美術館で写真を撮ること、或いは図録のこと

小倉秀夫という方が


欧米の美術館では、原則写真撮影は自由であり、世界中の人々がそこに行った記念にとばしばし写真を撮っているのです(所詮アマチュアの撮る写真ですから、写真を撮って後で何度も鑑賞するという目的にはあまり使えません。)。しかも、モネやルノアール等の著作権切れの作品のみならず、ピカソなどのように著作権がまだ切れていない画家の作品についても、来場者による写真撮影は原則禁止されてないというのが欧米基準です。
http://benli.cocolog-nifty.com/benli/2007/06/post_d3ea.html
と書いている。それに対して、「日本の場合、殆どの美術館は、著作権の保護期間を経過したか否か等とは関係なしに、一律写真撮影を禁止しています」ということである。
ところで、上海に来て吃驚したことのひとつに、美術館での写真撮影が殆ど野放し状態だということだ。上の文章に照らせば、私は日本的常識に縛られていたことになる。それはさて措き、上海の美術館で写真を撮っている人々は大まかに2種類に分けられると思う。1つは作品の前でポーズをつけて記念撮影という感じの人たちであり、もう1つは(多分美術とかデザイン専攻で)研究のために作品の写真を撮りまくっている人たち。

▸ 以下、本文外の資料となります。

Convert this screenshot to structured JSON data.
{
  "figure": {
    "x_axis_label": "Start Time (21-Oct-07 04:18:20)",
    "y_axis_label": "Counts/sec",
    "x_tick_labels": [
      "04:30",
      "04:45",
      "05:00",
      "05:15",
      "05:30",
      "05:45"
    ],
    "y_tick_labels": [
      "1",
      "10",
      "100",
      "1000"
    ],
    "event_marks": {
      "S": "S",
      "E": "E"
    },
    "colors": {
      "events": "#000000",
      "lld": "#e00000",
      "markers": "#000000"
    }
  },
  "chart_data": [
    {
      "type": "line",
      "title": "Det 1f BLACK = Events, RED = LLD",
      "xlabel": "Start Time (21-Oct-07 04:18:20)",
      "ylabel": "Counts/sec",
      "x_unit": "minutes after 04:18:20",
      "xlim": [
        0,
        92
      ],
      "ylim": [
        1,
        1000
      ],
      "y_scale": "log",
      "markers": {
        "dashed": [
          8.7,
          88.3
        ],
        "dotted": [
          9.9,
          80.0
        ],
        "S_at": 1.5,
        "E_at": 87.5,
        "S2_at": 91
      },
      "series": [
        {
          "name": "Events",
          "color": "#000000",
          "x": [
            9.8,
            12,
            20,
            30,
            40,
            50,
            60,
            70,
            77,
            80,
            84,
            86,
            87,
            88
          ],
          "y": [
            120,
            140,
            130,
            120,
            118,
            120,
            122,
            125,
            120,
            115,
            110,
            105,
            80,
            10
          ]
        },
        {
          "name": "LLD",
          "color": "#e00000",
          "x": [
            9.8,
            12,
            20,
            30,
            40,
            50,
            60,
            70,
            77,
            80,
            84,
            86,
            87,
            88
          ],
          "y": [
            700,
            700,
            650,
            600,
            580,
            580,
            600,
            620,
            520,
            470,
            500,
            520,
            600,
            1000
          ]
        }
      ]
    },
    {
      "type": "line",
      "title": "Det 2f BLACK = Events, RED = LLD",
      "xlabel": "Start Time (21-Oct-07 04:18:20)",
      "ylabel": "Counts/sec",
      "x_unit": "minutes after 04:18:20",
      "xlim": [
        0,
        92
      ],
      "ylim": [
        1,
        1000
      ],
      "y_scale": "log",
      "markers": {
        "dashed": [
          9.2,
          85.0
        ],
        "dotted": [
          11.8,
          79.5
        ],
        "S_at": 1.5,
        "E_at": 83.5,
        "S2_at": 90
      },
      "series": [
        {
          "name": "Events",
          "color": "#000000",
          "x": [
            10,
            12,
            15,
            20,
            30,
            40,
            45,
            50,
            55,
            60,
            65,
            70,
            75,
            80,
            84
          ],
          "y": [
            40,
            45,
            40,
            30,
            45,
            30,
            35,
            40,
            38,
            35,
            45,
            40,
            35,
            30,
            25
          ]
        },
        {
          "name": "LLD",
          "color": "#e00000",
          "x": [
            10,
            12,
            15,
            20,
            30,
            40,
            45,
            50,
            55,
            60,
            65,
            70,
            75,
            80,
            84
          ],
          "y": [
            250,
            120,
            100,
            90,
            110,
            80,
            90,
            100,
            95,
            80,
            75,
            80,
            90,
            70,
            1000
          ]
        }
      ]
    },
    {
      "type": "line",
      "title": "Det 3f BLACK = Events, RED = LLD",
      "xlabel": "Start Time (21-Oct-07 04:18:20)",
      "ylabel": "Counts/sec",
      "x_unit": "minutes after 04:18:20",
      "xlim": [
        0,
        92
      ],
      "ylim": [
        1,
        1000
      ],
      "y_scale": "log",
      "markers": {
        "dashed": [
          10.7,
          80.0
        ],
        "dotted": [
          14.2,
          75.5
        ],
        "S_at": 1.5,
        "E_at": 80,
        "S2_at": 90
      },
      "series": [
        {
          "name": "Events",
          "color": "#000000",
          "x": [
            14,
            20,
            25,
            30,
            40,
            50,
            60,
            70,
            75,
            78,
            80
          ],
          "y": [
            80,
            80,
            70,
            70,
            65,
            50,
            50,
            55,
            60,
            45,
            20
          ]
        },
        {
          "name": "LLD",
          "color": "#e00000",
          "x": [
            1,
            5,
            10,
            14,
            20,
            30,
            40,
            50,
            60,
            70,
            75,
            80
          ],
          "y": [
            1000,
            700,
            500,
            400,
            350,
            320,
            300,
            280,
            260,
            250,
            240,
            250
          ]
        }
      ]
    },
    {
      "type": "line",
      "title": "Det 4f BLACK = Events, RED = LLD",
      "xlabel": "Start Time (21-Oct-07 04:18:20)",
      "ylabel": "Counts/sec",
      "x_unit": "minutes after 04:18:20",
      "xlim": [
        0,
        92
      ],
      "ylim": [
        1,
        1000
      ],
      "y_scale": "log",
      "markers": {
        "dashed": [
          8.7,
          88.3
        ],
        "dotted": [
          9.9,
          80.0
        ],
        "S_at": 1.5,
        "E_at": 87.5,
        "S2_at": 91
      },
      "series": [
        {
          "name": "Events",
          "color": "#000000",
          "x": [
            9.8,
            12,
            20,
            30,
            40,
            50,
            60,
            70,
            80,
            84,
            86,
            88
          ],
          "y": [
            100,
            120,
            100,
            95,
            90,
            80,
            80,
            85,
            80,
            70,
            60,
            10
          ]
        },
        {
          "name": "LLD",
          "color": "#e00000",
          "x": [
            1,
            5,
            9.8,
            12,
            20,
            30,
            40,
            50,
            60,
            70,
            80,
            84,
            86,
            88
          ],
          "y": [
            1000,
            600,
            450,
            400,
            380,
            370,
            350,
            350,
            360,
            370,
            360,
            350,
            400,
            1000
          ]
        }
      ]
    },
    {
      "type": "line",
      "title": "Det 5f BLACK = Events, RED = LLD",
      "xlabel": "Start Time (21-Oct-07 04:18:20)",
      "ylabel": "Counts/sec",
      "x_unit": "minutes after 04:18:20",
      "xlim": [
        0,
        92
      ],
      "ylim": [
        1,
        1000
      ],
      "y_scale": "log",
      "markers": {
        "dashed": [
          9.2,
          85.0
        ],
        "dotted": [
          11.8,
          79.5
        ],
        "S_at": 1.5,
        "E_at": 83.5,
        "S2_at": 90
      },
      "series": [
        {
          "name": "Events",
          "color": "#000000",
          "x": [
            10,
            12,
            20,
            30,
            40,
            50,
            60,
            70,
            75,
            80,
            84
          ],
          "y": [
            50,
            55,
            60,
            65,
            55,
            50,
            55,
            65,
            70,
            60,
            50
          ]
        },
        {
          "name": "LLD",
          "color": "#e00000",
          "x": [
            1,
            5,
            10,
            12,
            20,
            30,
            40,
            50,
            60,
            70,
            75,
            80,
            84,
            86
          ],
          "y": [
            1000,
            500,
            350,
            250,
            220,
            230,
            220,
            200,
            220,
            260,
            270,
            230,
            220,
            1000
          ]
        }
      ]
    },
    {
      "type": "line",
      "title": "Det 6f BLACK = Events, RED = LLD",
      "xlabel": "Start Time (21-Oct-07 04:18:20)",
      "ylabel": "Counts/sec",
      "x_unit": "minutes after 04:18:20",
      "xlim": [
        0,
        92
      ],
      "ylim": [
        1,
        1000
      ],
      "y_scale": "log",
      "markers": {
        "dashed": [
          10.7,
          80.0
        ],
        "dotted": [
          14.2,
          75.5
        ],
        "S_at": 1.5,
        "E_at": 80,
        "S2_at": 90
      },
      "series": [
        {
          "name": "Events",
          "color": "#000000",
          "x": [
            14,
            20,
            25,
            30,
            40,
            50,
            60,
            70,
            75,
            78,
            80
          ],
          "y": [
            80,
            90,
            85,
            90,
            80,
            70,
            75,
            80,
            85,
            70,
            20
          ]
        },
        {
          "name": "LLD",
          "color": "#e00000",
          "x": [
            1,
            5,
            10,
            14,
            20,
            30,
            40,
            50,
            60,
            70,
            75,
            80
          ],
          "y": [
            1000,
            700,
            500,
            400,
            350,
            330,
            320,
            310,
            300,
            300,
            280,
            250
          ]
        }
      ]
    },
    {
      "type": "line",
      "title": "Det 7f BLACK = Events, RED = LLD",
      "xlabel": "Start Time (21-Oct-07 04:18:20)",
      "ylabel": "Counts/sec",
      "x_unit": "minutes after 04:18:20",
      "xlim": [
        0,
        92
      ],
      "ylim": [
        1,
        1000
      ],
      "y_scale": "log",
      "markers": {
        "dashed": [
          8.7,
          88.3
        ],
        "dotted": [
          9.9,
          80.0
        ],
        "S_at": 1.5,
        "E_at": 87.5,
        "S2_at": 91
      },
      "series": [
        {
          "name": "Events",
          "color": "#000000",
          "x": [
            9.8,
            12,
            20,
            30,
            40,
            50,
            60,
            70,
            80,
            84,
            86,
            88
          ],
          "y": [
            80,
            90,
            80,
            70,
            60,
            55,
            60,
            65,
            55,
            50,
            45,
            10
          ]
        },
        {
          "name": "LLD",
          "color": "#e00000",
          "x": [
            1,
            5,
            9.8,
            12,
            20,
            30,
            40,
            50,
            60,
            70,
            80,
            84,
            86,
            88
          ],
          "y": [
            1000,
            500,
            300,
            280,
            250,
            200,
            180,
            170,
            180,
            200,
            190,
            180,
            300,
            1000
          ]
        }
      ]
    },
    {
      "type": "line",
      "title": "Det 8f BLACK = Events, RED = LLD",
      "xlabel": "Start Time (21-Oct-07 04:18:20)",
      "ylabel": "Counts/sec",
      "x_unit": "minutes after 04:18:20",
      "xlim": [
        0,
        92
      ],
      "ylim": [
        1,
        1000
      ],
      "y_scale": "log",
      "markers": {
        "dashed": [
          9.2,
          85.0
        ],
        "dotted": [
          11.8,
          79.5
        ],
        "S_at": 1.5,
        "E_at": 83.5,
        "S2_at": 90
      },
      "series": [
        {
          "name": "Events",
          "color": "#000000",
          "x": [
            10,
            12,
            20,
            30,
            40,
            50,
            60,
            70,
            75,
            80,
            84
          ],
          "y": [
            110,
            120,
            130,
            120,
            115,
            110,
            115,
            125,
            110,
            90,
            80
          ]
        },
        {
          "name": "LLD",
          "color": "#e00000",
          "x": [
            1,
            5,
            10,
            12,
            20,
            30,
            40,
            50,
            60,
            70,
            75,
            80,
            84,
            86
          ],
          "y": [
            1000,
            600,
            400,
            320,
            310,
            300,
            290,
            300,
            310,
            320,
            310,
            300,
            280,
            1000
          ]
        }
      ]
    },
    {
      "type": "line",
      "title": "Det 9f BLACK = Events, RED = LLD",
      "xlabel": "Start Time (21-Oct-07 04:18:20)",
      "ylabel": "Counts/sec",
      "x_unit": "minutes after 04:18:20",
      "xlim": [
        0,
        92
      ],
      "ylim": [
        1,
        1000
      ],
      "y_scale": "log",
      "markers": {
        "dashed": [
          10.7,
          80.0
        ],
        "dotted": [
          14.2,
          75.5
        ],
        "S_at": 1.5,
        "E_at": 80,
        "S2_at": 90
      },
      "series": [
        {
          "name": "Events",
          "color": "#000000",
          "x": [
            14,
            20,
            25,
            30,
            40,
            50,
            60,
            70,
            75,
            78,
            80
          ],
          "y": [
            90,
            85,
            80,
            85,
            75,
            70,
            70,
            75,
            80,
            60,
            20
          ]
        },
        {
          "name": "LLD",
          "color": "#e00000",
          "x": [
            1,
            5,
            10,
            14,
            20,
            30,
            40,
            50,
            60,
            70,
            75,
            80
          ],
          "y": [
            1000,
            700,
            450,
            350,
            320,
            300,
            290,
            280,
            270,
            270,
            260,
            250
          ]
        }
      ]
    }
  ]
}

後者の場合、日本の感覚だと、展覧会の図録を買えばいいじゃんと思ってしまうのだが、中国では展覧会の図録というのはえらく高い。上海美術館の入場料は20元だが、ちょっと規模の大きい展覧会の図録だと、入場料の10倍以上する。日本の場合、入場料が1000円だとして、図録は高くても3000円くらいだろう。はっきり言って、日本の美術展の図録というのはお買い得である。普通にあれだけの厚さの美術書を買えば、その数倍はする筈。何故図録がお買い得なのかといえば、先ず大量に印刷されるため、単価が低くなっている、そして図録の場合は一般の書店では販売しないという条件で、作品の図版の使用料が安く設定されていることによるのだろう。中国ではそうした安くなるメカニズムが機能していないということなのだろう。
美術展の図録の割安感に対して、映画のプログラムは(図録以上に大量に印刷されているにも拘わらず)割高な感じがする。とはいっても、映画館で映画を観る娯しみの1つにはプログラムを買うということも含まれると思っている。中国の映画館ではプログラムは売っていない。やはり、映画のプログラムの存在ということ自体が誇るべき日本文化だ。